Avukatlar savcı Güngör'e soruşturmanın genişletilmesi yönündeki taleplerini de sundu. 
 
Kobanê'nin yeniden inşasına katılmak üzere Suruç'a gelen SGDF'lilerin tüm harekat planlarından Urfa ve Suruç Emniyet Müdürlükleri, jandarma, kaymakamlık ve idari kurumların bilgisi olduğuna dikkat çekilen dilekçede, katliamdan önce Amara Kültür Merkezi'nin önünde ya da etrafında hiçbir polisin bulunmadığı belirtildi. Patlamanın ardından polisin yaralıları taşımaya çalışan gençlere saldırdığına, yolları yaralıların taşınmasını engelleyecek bir biçimde kapattığına dikkat çekilen dilekçede, katliamın bir numaralı faili olan Şeyh Abdurrahman Alagöz'ün DAİŞ'le olan bağlantısı vurgulandı, “Terörist hiçbir güvenlik kontrolüne tabi tutulmaksızın, deyim yerindeyse elini kolunu sallayarak Amara Kültür Merkezi’ne girmiş ve bu katliamı gerçekleştirmiştir” denildi. 
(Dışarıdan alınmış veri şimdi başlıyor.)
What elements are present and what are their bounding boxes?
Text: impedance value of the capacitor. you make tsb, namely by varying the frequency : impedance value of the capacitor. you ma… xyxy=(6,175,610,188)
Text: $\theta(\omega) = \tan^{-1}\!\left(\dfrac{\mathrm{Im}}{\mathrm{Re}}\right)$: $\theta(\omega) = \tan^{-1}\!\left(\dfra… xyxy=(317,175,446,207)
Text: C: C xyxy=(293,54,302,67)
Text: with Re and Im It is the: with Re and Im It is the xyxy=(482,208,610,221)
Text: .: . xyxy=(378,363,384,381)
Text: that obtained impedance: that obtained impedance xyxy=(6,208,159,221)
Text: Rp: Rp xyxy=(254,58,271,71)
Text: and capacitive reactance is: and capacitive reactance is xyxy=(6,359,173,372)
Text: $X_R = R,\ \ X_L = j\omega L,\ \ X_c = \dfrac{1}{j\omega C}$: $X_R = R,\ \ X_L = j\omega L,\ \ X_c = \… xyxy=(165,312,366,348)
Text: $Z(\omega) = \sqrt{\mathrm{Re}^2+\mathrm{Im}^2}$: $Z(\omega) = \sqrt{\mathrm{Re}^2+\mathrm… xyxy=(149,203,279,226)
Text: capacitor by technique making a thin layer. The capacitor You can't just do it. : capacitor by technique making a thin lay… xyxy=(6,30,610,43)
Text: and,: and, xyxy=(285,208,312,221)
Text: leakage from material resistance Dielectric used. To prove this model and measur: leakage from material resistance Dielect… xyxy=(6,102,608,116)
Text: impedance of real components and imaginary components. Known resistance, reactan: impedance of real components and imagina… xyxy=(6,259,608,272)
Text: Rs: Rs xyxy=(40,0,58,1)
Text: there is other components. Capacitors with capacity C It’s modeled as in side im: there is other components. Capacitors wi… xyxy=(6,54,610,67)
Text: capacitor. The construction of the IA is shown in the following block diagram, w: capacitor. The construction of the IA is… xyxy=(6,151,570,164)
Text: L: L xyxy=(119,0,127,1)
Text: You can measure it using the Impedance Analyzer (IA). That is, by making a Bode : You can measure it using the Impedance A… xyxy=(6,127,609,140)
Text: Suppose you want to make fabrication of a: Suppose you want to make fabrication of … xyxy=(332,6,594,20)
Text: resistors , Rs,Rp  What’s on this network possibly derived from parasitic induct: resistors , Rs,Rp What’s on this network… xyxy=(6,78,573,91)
Avukatlar, Suruç katliamının insanlığa karşı suç olduğunun altını çizdi. Soruşturma sürecine dair eleştiri ve önerilerini de sıralayan avukatlar, dosyadaki gizlilik kararının kaldırılarak, kamuoyunun denetimine açılmasını istedi. Failin bağlantılarının ortaya çıkartılması ve "örgütlü suç" yönünden inceleme yapılmasını talep eden avukatlar, olay yerinden bir ay geriye dönük MOBESE görüntülerinin de dosyaya konulmasını istedi. 
 
ANAYASA MAHKEMESİ'NE BAŞVURACAKLAR
 
Urfa'daki çalışmalarını tamamlayan Suruç İçin Adalet Platformu, gizlilik kararının kaldırılması için 26 Ağustos'ta Anayasa Mahkemesi'ne başvuruda bulunacak.